If I understand correctly though, since it's a hard cutoff it creates this gap between 1m and ~1.2m where you're actually worse off by making more money pre-tax.
999k --[-15%]--> 849k
1000k --[-30%]--> 700k
1213k --[-30%]--> 849k
If I understand correctly though, since it's a hard cutoff it creates this gap between 1m and ~1.2m where you're actually worse off by making more money pre-tax.
999k --[-15%]--> 849k
1000k --[-30%]--> 700k
1213k --[-30%]--> 849k
EDIT: It looks like I am wrong, ignore me.
I wonder why they're not doing that and creating all kinds of weird edge cases that will encourage hacky workarounds.
I guess they didn't want to lose out on the first million from those who are above the first bracket.
Year 1: 999k --[-15%]--> 849k (This year doesn't trip the "limit"
Year 2: 1000k --[-15%]-->850k (Limit is tripped, next year is 30%)
Year 3: 999k --[-30%]-->699k (Fell below the limit, next year is 15% again)
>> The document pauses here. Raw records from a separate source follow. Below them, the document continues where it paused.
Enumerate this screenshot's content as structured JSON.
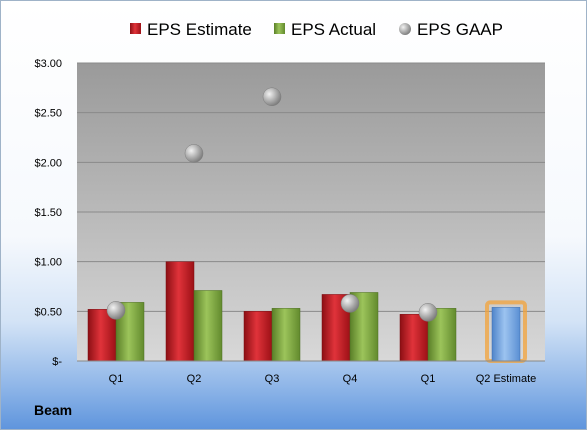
{
  "company": "Beam",
  "colors": {
    "estimate": "#c0191f",
    "actual": "#77a33a",
    "gaap": "#a6a6a6",
    "next_estimate": "#6d9fdb",
    "next_estimate_glow": "#f3a33a",
    "plot_bg": "#c8c8c8"
  },
  "chart_data": {
    "type": "bar",
    "categories": [
      "Q1",
      "Q2",
      "Q3",
      "Q4",
      "Q1",
      "Q2 Estimate"
    ],
    "series": [
      {
        "name": "EPS Estimate",
        "values": [
          0.52,
          1.0,
          0.5,
          0.67,
          0.47,
          null
        ]
      },
      {
        "name": "EPS Actual",
        "values": [
          0.59,
          0.71,
          0.53,
          0.69,
          0.53,
          null
        ]
      },
      {
        "name": "EPS GAAP",
        "kind": "marker",
        "values": [
          0.51,
          2.09,
          2.66,
          0.58,
          0.49,
          null
        ]
      }
    ],
    "next_estimate": {
      "category": "Q2 Estimate",
      "value": 0.54
    },
    "y_ticks": [
      "$-",
      "$0.50",
      "$1.00",
      "$1.50",
      "$2.00",
      "$2.50",
      "$3.00"
    ],
    "ylim": [
      0,
      3.0
    ],
    "legend_position": "top",
    "grid": true
  }
}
Basically if you are close to the limit at the end of the year, you should immediately stop all advertising/marketing spend to ensure you don't go over the peak :)
I'm not really sure why they did it this way as it really screws over people that are just at the 1m/yr mark, vs a progressive system that would "just work."
If you get kicked out, you're stuck paying 30% for at least a year.
Or, they could've just picked $1 million because it's a nice round number and looks good in a press release.
You'd pay let's say 15% over the first 30k, and then 30% over the remainder.
[1] https://en.wikipedia.org/wiki/Progressive_tax (See the Computation section for how the higher rates only apply to the higher portions of a person's income, with their lower portions taxed less.)
The relevant sentence seems to be "If a participating developer surpasses the $1 million threshold, the standard commission rate will apply for the remainder of the year." (emphasis mine)
Apple takes the comission as you go, so it sounds like they take 15% of each sale until you hit $1M, and then 30% for every sale after that.
The next year they'd take 30% right from the start though, so a good year followed by a bad one would be unfortunate.
0-9000€ [0%] -> 0€
9000-20.000€ [10%] -> 1100€
20.000-40.000€ [15%] -> 3000€
Total = 4400€
So if you're in the 15% bracket you pay 4400€ which is actually 12.5% in total, and not 5250€ (15%) as some people seem to believe.
Yet they have 2 full year to see how it goes and work around all the edge case. I bet nobody except professional haters will complain if they soften the rules in 18 months.
My guess is that creating apps for the App store is actually far less profitable than Apple wants us to believe. That is, unless you are a large publisher.
I'd really like to see the distribution here, I wouldn't be surprised if there is a huge income gap.
"In a gold rush, you don't get rich by digging for gold - you get rich by selling shovels"
That would be dangerous, because imagine being under 1million all year, and in December you make 1 dollar too much - suddenly you would have to pay Apple a lot of money you may have already spent. You never pay Apple though, they just keep their cut.